Ronson was so flustered by the greatness of Gosling’s speech — and by the presence of legendary singer-songwriter Joan Baez’s greatness in the audience — that he promptly knocked his Hitmakers trophy right off the podium in the middle of his own endearingly awkward speech. (Thankfully, it didn’t break.)

Baez later presented boygenius’s emotionally overwhelmed Phoebe Bridgers, Julien Baker, and Lucy Dacus with the Group of the Year Award, calling them “three women who have personally and musically stolen my heart” and joking that she’d happily join their “throuples therapy” sessions to make it a quad. In another girl-powered moment, Changemaker Award winner Maren Morris addressed her recent decision to “step away” from the increasingly conservative country music community due her political beliefs, explaining that “facets of the system drained me” and she’s “still in the throes of that journey” to “figure out why I love making music again.”

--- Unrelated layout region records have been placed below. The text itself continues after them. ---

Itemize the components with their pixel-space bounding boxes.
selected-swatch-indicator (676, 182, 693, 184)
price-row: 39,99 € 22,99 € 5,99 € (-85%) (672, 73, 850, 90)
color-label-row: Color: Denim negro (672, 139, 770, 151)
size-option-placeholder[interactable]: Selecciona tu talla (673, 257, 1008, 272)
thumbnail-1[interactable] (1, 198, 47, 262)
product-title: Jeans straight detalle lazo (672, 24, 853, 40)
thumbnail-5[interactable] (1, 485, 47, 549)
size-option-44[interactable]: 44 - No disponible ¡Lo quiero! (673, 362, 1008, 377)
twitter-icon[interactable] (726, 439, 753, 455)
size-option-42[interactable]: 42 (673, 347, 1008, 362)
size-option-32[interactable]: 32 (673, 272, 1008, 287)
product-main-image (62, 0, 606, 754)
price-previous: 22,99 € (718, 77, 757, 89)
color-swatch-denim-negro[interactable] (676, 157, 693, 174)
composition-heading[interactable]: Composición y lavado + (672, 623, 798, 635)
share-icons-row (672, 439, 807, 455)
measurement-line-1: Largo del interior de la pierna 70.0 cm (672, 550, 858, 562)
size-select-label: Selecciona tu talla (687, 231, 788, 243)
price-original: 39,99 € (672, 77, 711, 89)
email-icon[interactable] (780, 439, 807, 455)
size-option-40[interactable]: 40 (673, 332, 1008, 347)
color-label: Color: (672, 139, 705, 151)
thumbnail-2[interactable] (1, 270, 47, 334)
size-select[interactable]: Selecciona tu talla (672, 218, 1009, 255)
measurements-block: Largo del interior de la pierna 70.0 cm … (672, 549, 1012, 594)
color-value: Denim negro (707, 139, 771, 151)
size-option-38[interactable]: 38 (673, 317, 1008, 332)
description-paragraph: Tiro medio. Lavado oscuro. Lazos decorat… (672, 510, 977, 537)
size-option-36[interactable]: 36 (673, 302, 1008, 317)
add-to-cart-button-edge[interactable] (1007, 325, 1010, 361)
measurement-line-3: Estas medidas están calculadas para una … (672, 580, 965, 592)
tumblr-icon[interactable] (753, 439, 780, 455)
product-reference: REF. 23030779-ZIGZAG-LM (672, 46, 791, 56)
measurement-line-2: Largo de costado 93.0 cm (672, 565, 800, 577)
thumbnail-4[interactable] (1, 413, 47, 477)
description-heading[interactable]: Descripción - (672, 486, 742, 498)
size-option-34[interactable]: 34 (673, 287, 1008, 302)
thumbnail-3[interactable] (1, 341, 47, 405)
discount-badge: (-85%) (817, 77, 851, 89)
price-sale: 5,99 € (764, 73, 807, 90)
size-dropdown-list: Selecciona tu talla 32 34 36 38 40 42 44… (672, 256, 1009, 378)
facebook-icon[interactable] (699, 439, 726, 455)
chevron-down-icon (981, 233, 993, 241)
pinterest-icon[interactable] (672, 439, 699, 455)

Morris then shouted out Taylor Swift, the Chicks, Sinéad O’Connor, and Billie Holiday, saying, “It was in these moments of backlash I endured that I found solace in the stories of my musical heroines. They were brave. They were oftentimes alone in their fight or lonely in their fight, and to the system, they were massive pains in the a**. … I would never be silly enough to compare myself or my story to these women, but I have found deep inspiration in their courage. … So, thank you to Variety for this honor, and to my fellow honorees to who inspire me to keep going, to keep fighting, and to keep being a pain in the a**.”

Saturday’s Hitmakers event seemed to serve as a preview of sorts for next February’s woman- and Barbie-dominated Grammy Awards. Olivia Rodrigo, who like Eilish and boygenius is nominated in six categories at the upcoming Grrammys, won Hitmakers’ Storyteller of the Year Award, presented by St. Vincent (who described Rodrigo as a “precious baby angel muffin, but if a precious baby angel muffin were also tough as nails and cool as hell”). And the 2024 Grrammys’ top nominee, SZA, won Variety’s biggest honor, Hitmaker of the Year — an award she proudly accepted with her young goddaughter Nova by her side.

“I just think it’s really ironic that I’m considered a ‘hitmaker,’ because punching up for so long, the whole conversation was: I don’t make radio music. I don’t have any radio hits. I don’t have a sound,” SZA remarked during her ceremony-closing speech. “I realized the biggest thank-you is to those who saw me as a hitmaker before that. … Thank you for taking the time to break it down for me and just give me patience and encourage me to believe that, ‘It’s OK. There will be a time for you to do your thing and they’ll play you [on the radio] one day.’ And that day did come. And I’m so grateful.”